There's no such thing as big data

Even if you have petabyes of data, you still need to know how to ask the right questions to apply it.

“You know,” said a good friend of mine last week, “there’s really no such thing as big data.”

I sighed a bit inside. In the past few years, cloud computing critics have said similar things: that clouds are nothing new, that they’re just mainframes, that they’re just painting old technologies with a cloud brush to help sales. I’m wary of this sort of techno-Luddism. But this person is sharp, and not usually prone to verbal linkbait, so I dug deeper.

He’s a ridiculously heavy traveler, racking up hundreds of thousands of miles in the air each year. He’s the kind of flier airlines dream of: loyal, well-heeled, and prone to last-minute, business-class trips. He’s is exactly the kind of person an airline needs to court aggressively, one who represents a disproportionally large amount of revenues. He’s an outlier of the best kind. He’d been a top-ranked passenger with United Airlines for nearly a decade, using their Mileage Plus program for everything from hotels to car rentals.

And then his company was acquired.

The acquiring firm had a contractual relationship with American Airlines, a competitor of United with a completely separate loyalty program. My friend’s air travel on United and its partner airlines dropped to nearly nothing.

He continued to book hotels in Shanghai, rent cars in Barcelona, and buy meals in Tahiti, and every one of those transactions was tied to his loyalty program with United. So the airline knew he was traveling — just not with them.

Astonishingly, nobody ever called him to inquire about why he’d stopped flying with them. As a result, he’s far less loyal than he was. But more importantly, United has lost a huge opportunity to try to win over a large company’s business, with a passionate and motivated inside advocate.

And this was his point about big data: that given how much traditional companies put it to work, it might as well not exist. Companies have countless ways they might use the treasure troves of data they have on us. Yet all of this data lies buried, sitting in silos. It seldom sees the light of day.

When a company does put data to use, it’s usually a disruptive startup. Zappos and customer service. Amazon and retailing. Craigslist and classified ads. Zillow and house purchases. LinkedIn and recruiting. eBay and payments. Ryanair and air travel. One by one, industry incumbents are withering under the harsh light of data.

Strata Jumpstart New York 2011, being held on September 19, is a crash course in how to manage the data deluge that’s transforming traditional business practices across the board.
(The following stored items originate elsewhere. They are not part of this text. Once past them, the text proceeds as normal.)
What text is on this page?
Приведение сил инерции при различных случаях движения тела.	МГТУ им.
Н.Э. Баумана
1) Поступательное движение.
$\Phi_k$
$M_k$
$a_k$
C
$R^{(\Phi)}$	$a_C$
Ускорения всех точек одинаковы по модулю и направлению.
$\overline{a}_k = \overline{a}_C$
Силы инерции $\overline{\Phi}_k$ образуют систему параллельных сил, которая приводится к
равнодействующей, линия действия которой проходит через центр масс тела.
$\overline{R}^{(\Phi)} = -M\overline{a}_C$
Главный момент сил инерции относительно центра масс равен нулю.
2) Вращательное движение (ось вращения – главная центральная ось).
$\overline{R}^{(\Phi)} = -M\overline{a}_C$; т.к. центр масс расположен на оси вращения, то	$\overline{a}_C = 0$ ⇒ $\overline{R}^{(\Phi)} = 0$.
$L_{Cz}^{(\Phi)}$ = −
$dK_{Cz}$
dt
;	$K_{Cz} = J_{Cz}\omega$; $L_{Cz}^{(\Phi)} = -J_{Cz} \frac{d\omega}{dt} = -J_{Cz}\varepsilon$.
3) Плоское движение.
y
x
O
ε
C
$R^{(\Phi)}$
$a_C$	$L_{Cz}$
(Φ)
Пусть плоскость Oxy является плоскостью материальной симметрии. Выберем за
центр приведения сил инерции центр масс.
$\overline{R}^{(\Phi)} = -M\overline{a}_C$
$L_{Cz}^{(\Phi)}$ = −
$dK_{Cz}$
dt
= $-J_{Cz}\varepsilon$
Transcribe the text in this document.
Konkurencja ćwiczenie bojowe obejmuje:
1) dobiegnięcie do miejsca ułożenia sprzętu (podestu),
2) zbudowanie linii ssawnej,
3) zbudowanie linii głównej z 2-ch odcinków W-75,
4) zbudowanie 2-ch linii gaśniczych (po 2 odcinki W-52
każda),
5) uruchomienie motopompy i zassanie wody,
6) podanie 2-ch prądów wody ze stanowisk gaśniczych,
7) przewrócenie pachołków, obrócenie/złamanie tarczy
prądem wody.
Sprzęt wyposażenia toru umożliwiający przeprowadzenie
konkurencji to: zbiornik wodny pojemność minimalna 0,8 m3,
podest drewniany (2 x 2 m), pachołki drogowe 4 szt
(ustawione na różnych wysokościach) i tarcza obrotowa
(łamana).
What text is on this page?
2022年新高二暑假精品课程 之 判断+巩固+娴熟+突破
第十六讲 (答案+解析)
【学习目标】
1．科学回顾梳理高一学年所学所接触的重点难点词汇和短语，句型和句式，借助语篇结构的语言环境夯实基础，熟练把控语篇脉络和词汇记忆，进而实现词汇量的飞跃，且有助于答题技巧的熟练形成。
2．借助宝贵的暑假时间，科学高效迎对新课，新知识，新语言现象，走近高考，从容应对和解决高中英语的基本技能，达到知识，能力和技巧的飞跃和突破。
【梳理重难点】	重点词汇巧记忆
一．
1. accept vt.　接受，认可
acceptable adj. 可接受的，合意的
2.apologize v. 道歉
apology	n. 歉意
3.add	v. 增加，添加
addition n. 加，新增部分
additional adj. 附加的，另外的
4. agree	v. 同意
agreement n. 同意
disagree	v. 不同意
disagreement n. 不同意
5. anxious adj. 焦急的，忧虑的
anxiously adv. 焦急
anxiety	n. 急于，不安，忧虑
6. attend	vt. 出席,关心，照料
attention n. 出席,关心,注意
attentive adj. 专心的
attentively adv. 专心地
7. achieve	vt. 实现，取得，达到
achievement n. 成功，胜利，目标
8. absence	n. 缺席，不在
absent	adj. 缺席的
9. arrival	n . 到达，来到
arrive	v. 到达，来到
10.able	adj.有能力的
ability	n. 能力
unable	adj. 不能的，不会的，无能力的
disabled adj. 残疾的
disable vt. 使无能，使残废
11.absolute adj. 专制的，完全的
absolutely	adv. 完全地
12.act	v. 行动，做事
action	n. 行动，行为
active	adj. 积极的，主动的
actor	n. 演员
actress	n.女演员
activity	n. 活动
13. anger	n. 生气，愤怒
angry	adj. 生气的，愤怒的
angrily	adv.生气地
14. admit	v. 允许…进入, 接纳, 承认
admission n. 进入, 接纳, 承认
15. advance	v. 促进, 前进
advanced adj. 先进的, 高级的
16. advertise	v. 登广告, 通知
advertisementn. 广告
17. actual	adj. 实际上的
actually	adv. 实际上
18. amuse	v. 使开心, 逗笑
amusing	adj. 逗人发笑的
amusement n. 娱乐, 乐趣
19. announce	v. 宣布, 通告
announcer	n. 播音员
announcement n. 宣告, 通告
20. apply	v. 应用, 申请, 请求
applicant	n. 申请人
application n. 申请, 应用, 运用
Jumpstart is an intense, day-long deep dive for managers, strategists, and entrepreneurs who are putting the promise of big data into practice.

30% on registration with the code STN11RAD

Big data and the innovator’s dilemma

Large companies with entrenched business models tend to cling to their buggy-whips. They have a hard time breaking their own business models, as Clay Christensen so clearly stated in “The Innovator’s Dilemma,” but it’s too easy to point the finger at simple complacency.

Early-stage companies have a second advantage over more established ones: they can ask for forgiveness instead of permission. Because they have less to lose, they can make risky bets. In the early days of PayPal, the company could skirt regulations more easily than Visa or Mastercard, because it had far less to fear if it was shut down. This helped it gain marketshare while established credit-card companies were busy with paperwork.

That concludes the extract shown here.